In the preliminary experiment, animals with abnormal glucose tolerance whose fasting blood glucose was less than 7 mmol/L were used (feeding high-fat feed for 4 weeks, adding small doses of streptozotocin and then high-fat feed for 3 weeks, resulting in the animal's glucose tolerance curve being significantly higher than that of the normal control) , intragastric administration of the corresponding doses of test compounds 11c and 12c, 0.5h later, intragastric administration of glucose 1g/kg, and rapid blood glucose meter to measure before administration, after administration, and after administration of glucose 20, 40, 60, 120 The blood glucose values at each time point were calculated, and the area under the glucose tolerance curve (AUC) was calculated. The results showed that the AUC value of the model rat control group was significantly higher than that of the normal rat control group ( p <0.001). Both test substances can significantly reduce the AUC value of model animals ( p <0.05), and the positive control drug sitagliptin can also significantly reduce the AUC value of model animals ( p <0.01). There was no significant difference between the AUC value of the test compound and sitagliptin ( p >0.05). There was no significant difference between each administration group and the normal rat control group ( p >0.05). It can be seen that the test compound, like the positive drug sitagliptin, can improve the oral glucose tolerance of model rats, and has obvious hypoglycemic effect in vivo.
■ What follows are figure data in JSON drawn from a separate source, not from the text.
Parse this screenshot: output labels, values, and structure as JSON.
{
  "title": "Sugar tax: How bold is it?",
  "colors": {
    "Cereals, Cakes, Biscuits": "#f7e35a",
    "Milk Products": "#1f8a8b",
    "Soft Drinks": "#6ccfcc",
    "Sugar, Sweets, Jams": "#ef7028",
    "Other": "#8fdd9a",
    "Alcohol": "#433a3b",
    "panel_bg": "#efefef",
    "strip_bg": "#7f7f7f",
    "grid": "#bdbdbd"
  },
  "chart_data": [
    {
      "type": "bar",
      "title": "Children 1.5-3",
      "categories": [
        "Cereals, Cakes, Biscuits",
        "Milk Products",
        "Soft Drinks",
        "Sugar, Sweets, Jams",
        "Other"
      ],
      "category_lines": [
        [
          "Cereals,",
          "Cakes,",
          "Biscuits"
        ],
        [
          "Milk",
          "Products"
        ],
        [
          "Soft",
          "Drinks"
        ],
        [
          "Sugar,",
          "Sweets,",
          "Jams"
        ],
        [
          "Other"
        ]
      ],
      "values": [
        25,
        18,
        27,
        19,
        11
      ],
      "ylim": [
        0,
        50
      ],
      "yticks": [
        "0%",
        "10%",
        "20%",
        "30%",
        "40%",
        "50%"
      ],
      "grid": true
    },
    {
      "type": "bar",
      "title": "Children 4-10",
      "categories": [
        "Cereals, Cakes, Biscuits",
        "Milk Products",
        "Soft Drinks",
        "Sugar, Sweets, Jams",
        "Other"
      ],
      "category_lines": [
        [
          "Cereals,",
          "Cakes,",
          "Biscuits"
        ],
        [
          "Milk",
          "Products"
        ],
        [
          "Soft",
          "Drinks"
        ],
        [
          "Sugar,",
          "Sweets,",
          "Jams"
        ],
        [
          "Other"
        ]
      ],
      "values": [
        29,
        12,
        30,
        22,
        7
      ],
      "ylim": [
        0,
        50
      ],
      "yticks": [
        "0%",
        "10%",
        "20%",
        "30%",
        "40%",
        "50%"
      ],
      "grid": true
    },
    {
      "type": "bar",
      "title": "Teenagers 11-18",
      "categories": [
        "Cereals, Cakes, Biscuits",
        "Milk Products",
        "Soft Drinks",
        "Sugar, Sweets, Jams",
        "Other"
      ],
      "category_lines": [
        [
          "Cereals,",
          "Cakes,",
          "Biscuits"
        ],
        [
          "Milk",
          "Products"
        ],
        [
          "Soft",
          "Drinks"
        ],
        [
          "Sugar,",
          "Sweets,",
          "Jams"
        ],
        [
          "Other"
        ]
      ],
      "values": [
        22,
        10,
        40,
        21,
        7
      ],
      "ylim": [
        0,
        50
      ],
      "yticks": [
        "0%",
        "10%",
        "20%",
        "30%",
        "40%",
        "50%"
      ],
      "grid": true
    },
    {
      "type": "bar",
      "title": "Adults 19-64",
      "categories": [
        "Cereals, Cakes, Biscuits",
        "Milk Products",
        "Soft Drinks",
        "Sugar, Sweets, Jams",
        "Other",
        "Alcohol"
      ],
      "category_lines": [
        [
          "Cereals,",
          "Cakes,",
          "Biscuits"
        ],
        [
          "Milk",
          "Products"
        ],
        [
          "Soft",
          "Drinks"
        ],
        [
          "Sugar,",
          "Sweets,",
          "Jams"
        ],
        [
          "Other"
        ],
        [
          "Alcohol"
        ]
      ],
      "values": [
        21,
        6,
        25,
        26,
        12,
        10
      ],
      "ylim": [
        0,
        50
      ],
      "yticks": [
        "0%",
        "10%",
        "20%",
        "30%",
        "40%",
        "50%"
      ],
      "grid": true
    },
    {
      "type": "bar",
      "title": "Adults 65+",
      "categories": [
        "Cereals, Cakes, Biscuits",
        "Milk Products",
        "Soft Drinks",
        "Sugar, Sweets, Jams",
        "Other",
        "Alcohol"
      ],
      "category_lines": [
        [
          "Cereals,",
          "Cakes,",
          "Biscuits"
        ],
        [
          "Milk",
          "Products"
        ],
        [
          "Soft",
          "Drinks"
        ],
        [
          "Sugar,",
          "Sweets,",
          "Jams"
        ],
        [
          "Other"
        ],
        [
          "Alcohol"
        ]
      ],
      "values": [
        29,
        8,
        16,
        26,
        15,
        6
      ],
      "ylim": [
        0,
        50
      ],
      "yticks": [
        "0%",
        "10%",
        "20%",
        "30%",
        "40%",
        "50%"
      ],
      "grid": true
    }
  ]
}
See Table 3.

t test, compared with the model rat control group, * p <0.05, ** p <0.01, *** p <0.001.

In summary, it can be seen from the above biological activity data that this type of compound has good application prospects for lowering blood sugar, and thus has good commercial value.

Claims (2)

1. suppress compound and the pharmacy acceptable salt thereof of dipeptides kininase, described compound is specially:

(1) 1-(2-(4-chlorophenoxy) pyridin-3-yl)-N-(pyridin-3-yl methyl) methylamine;

(2) N-((2-(4-chlorophenoxy) pyridin-3-yl) methyl) cyclopentamine;

(3) 1-(benzo [d] [1,3] bis-oxazole-5-yl)-N-((2-(4-chlorophenoxy) pyridin-3-yl) methyl) methylamine;

(4) 1-(2-(2,4 dichloro benzene oxygen base) pyridin-3-yl)-N-(4-fluorobenzene methyl) methylamine;

(5) 1-(furans-2-yl)-N-((2-(p-tolyloxy) pyridin-3-yl) methyl) methylamine;

(6) 2-(3-((4-hydroxybenzene methylamino) methyl) pyridine-2-oxygen base) cyanobenzene;

(7) N-(3,4-dimethyl benzene methyl)-1-(2-(4-methoxyphenoxy) pyridin-3-yl) methylamine;

(8) 4-(((the bromo-2-of 5-(4-methoxyphenoxy) pyridin-3-yl) methylamino) methyl) phenylformic acid;

(9) 4-(((2-(4-chlorophenoxy)-5-picoline-3-yl) methylamino) methyl) aniline;

(10) 1-(3-(4-chlorophenoxy)-6-methylpyrazine-2-yl)-N-(4-methylbenzene methyl) methylamine;

(11) N-(4-chloro-phenyl-)-3-((4-methylbenzene methylamino) methyl) pyridine-2-amine;

(12) N-(3,4-dichlorophenyl)-3-((4-fluorobenzene methylamino) methyl) pyrazine-2-amine;

(13) 1-(2-(4-chlorophenoxy) quinoline-3-yl)-N-(4-methylbenzene methyl) methylamine;

(14) N-(4-fluorobenzene methyl)-1-(3-(4-methoxyphenoxy)-7-(trifluoromethyl) quinoxaline-2-yl) methylamine;

(15) N-((2-(p-tolyloxy)-1,8-naphthyridine-3-yl) methyl) cyclopentamine;

(16) N-((6-(3,4-dichlorophenoxy) thieno-[2,3-b] pyridine-5-yl) methyl) cyclopentamine;

(17) 1-(2-(3,4-dimethyl phenoxy)-6,7-dimethoxy-quinoline-3-yl)-N-(pyridin-3-yl methyl) methylamine;

(18) N-(4-methylbenzene methyl)-1-(2-(pyridine-4-oxygen base) pyridin-3-yl) methylamine.

2. the compound of inhibition dipeptides kininase according to claim 1 and pharmacy acceptable salt thereof the application in preparation treatment type ii diabetes medicine.